If you’ve recently bought a new Mac, you’ll be booted straight into Mountain Lion, the latest (v10.8) version of Mac OS X. And while newcomers may not appreciate its differences compared with previous versions, there are some significant changes and features that can make the switch from Windows even more productive than you might have expected.
One of those is voice dictation, which works in any Mac OS X application that has an input field. Start dictation by double-tapping the fn (Function) key, or by selecting Edit > Start Dictation from the application menu.
System Preferences > Dictation & Speech lets you change the shortcut key or control which microphone the system uses to listen to you (consider a headset or other dedicated mic to reduce background noise and improve recognition accuracy).
NB: Dictation uses cloud processing to function, which means it sends your voice to Apple’s speech-processing systems via the internet. It also sends information such as your contacts, which are needed for the most effective recognition. If this presents a privacy issue for you, don’t use the function.
Another new feature in Mountain Lion is Notifications, which borrows from an iOS feature by grouping new application alerts, appointments, and other notifications into a sidebar for easy processing whenever you’re ready.

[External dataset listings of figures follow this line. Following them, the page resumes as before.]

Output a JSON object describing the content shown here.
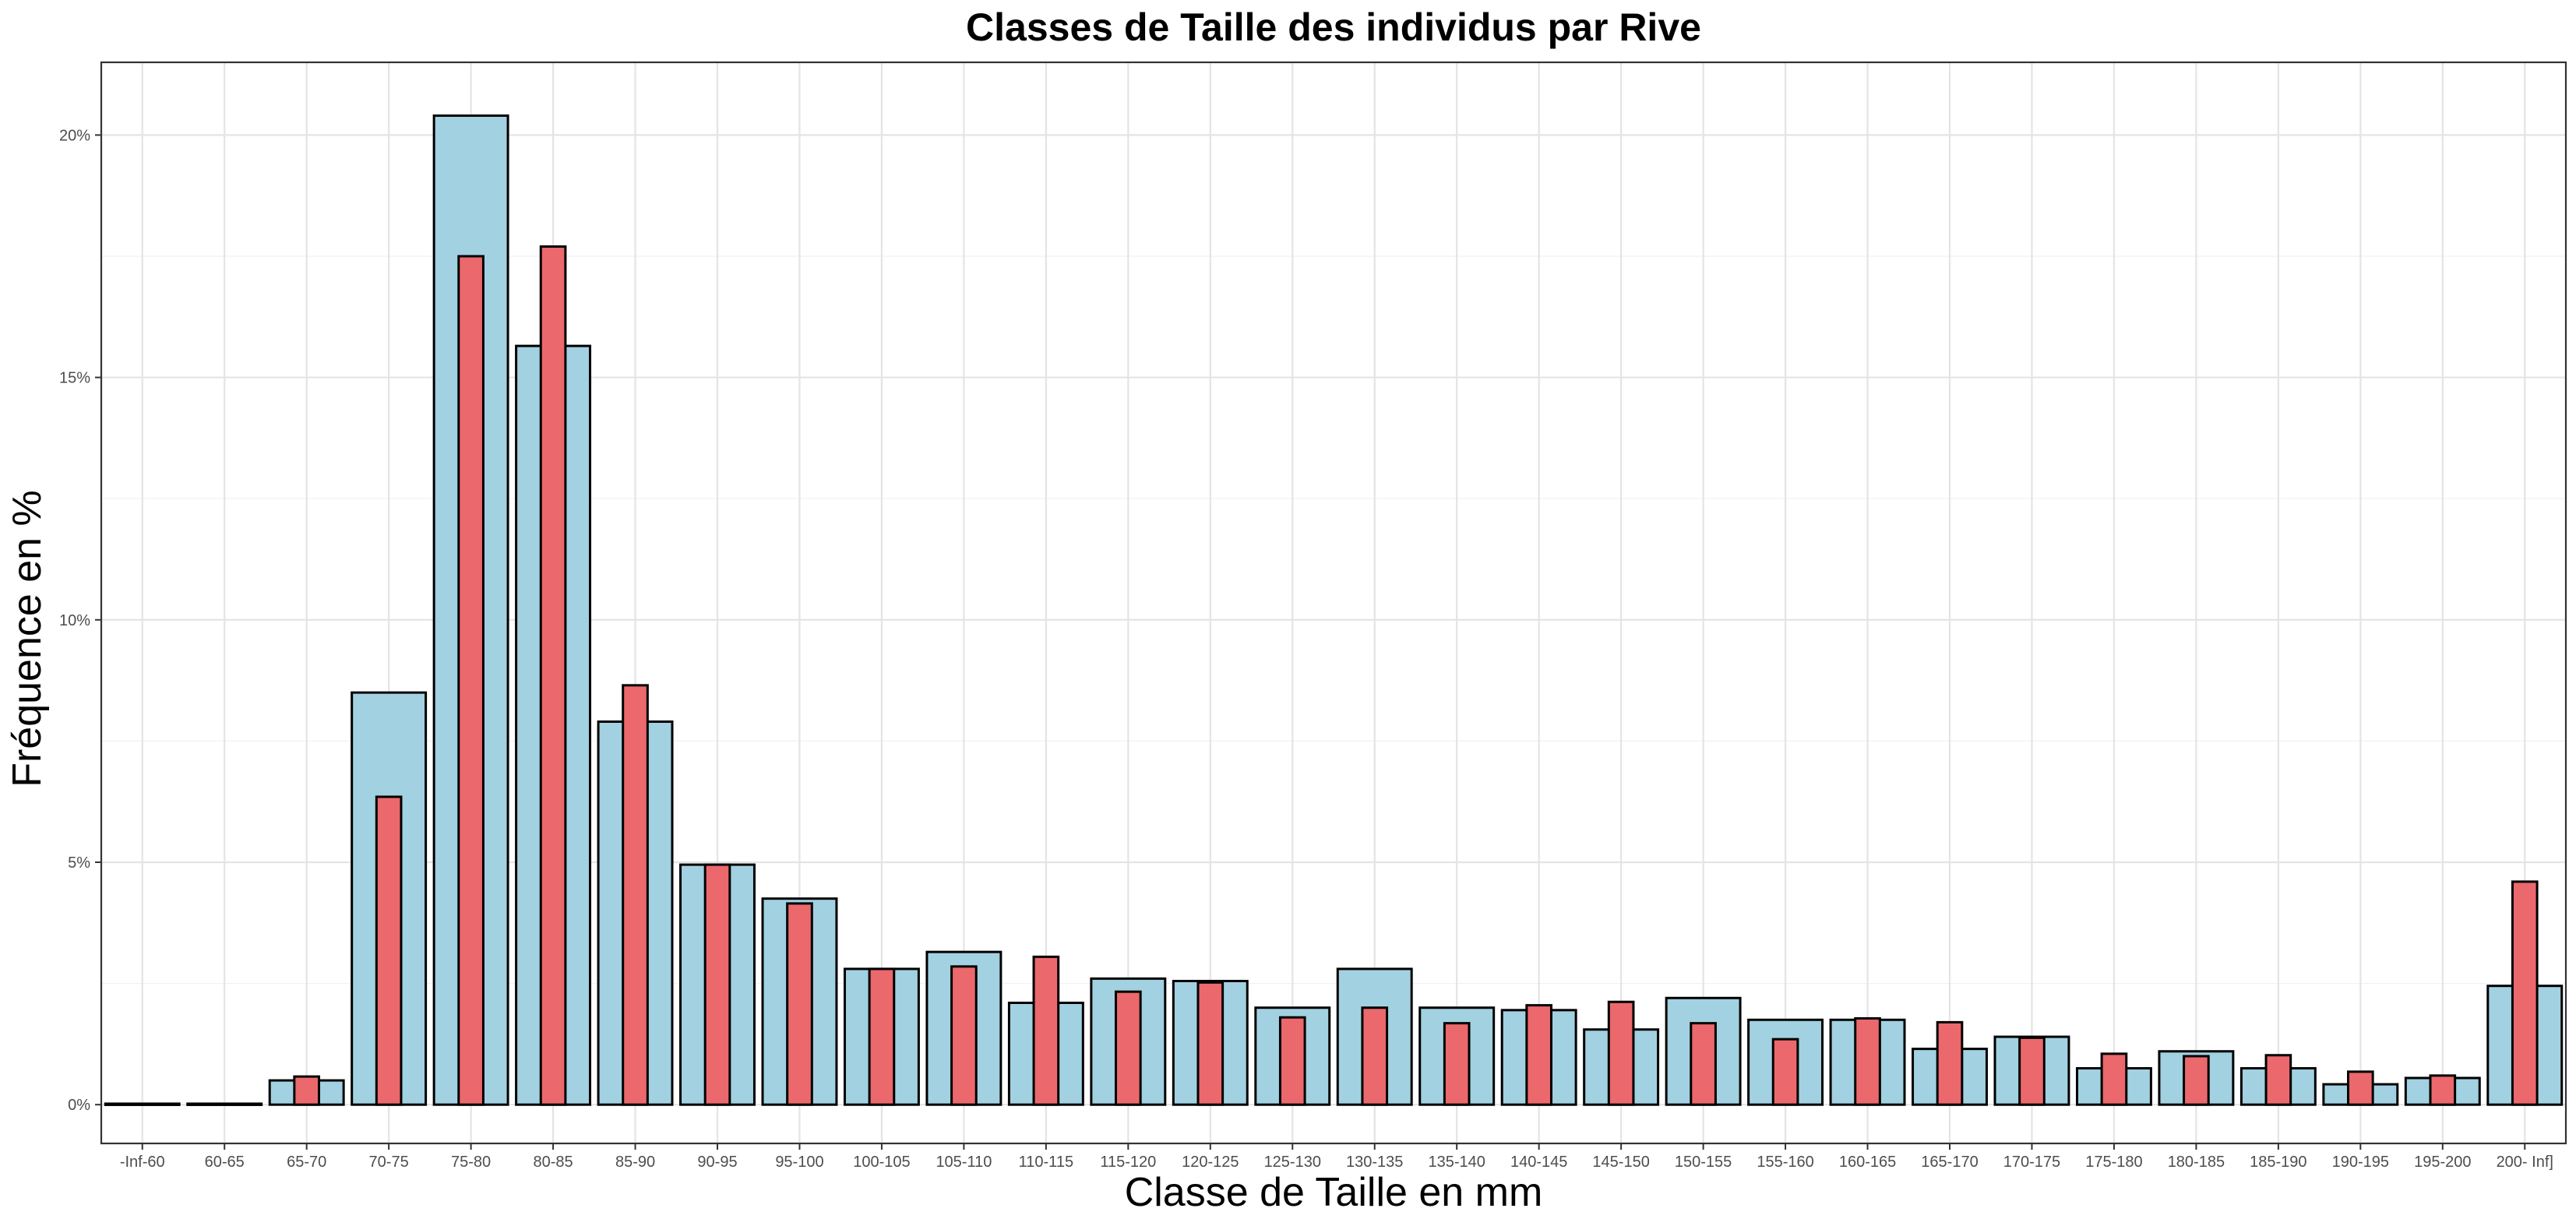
{
  "chart_data": {
    "type": "bar",
    "title": "Classes de Taille des individus par Rive",
    "xlabel": "Classe de Taille en mm",
    "ylabel": "Fréquence en %",
    "ylim": [
      -0.8,
      21.5
    ],
    "y_ticks": [
      0,
      5,
      10,
      15,
      20
    ],
    "y_tick_labels": [
      "0%",
      "5%",
      "10%",
      "15%",
      "20%"
    ],
    "grid": true,
    "colors": {
      "wide": "#a2d1e1",
      "narrow": "#eb686c",
      "outline": "#000000"
    },
    "categories": [
      "-Inf-60",
      "60-65",
      "65-70",
      "70-75",
      "75-80",
      "80-85",
      "85-90",
      "90-95",
      "95-100",
      "100-105",
      "105-110",
      "110-115",
      "115-120",
      "120-125",
      "125-130",
      "130-135",
      "135-140",
      "140-145",
      "145-150",
      "150-155",
      "155-160",
      "160-165",
      "165-170",
      "170-175",
      "175-180",
      "180-185",
      "185-190",
      "190-195",
      "195-200",
      "200- Inf]"
    ],
    "series": [
      {
        "values": [
          0.02,
          0.02,
          0.5,
          8.5,
          20.4,
          15.65,
          7.9,
          4.95,
          4.25,
          2.8,
          3.15,
          2.1,
          2.6,
          2.55,
          2.0,
          2.8,
          2.0,
          1.95,
          1.55,
          2.2,
          1.75,
          1.75,
          1.15,
          1.4,
          0.75,
          1.1,
          0.75,
          0.42,
          0.55,
          2.45
        ]
      },
      {
        "values": [
          0,
          0,
          0.58,
          6.35,
          17.5,
          17.7,
          8.65,
          4.95,
          4.15,
          2.8,
          2.85,
          3.05,
          2.33,
          2.52,
          1.8,
          2.0,
          1.68,
          2.05,
          2.12,
          1.68,
          1.35,
          1.78,
          1.7,
          1.38,
          1.05,
          1.0,
          1.02,
          0.68,
          0.6,
          4.6
        ]
      }
    ]
  }
}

To open the sidebar, click the icon with three lines on the upper-right corner of the screen; the desktop will slide to the left and show new messages grouped by application; double-click on an item to open it in the relevant application.
System Preferences > Notifications lets you configure preferences for each app, including whether notifications fade away or stay until clicked.
Mountain Lion also represents a coming-of-age for Facebook, which joins Twitter in being integrated within the operating system. Well, technically, it’s not yet integrated – Apple has promised the addition of Facebook sharing, notifications and more in an update before the end of the year – but in the meantime you can share pictures, videos and more on YouTube, Vimeo, Flickr and Twitter by clicking the sharing icon that appears in upper right-hand corner of item previews (which you get to by tapping the spacebar when a file is highlighted) or applications like Preview and QuickTime Player.
Another new addition is Game Center, which comes straight from the iPhone/iPod touch/iPad to the desktop and facilitates the finding and playing of games with other online players. Game Center is an app within Mountain Lion and interfaces with the Mac App Store, which is Apple’s centralised software-distribution tool, to help you find and join new online games.
Also interfaced with the Mac App Store – the easiest, but not the only, way to get new applications for your new Mac – is Gatekeeper, Apple’s new security infrastructure.
Putting rest to the belief that Macs don’t get hit by malware, Gatekeeper can prevent your system from running any apps but those that have come straight from the Mac App Store. Gatekeeper’s controls live in the System Preferences > Security & Privacy control screen, in the General tab; you’ll need to click the lock in the bottom-left corner and enter your administrator password to change its settings.
The other major addition to Mountain Lion is better support for iCloud. Whereas iCloud was bolted onto the previous ‘Lion’ v10.7, it’s native to Mountain Lion and offers better integration, seamless document syncing to iCloud, and better access to documents stored within iCloud.
Long-time Mac users have been generally happy with the improvements of Mountain Lion, and there are loads of other tweaks and features that make it run faster and more smoothly than before. Suffice it to say that if you’re just starting out with Macs, the experience is easier and more powerful than ever. Enjoy!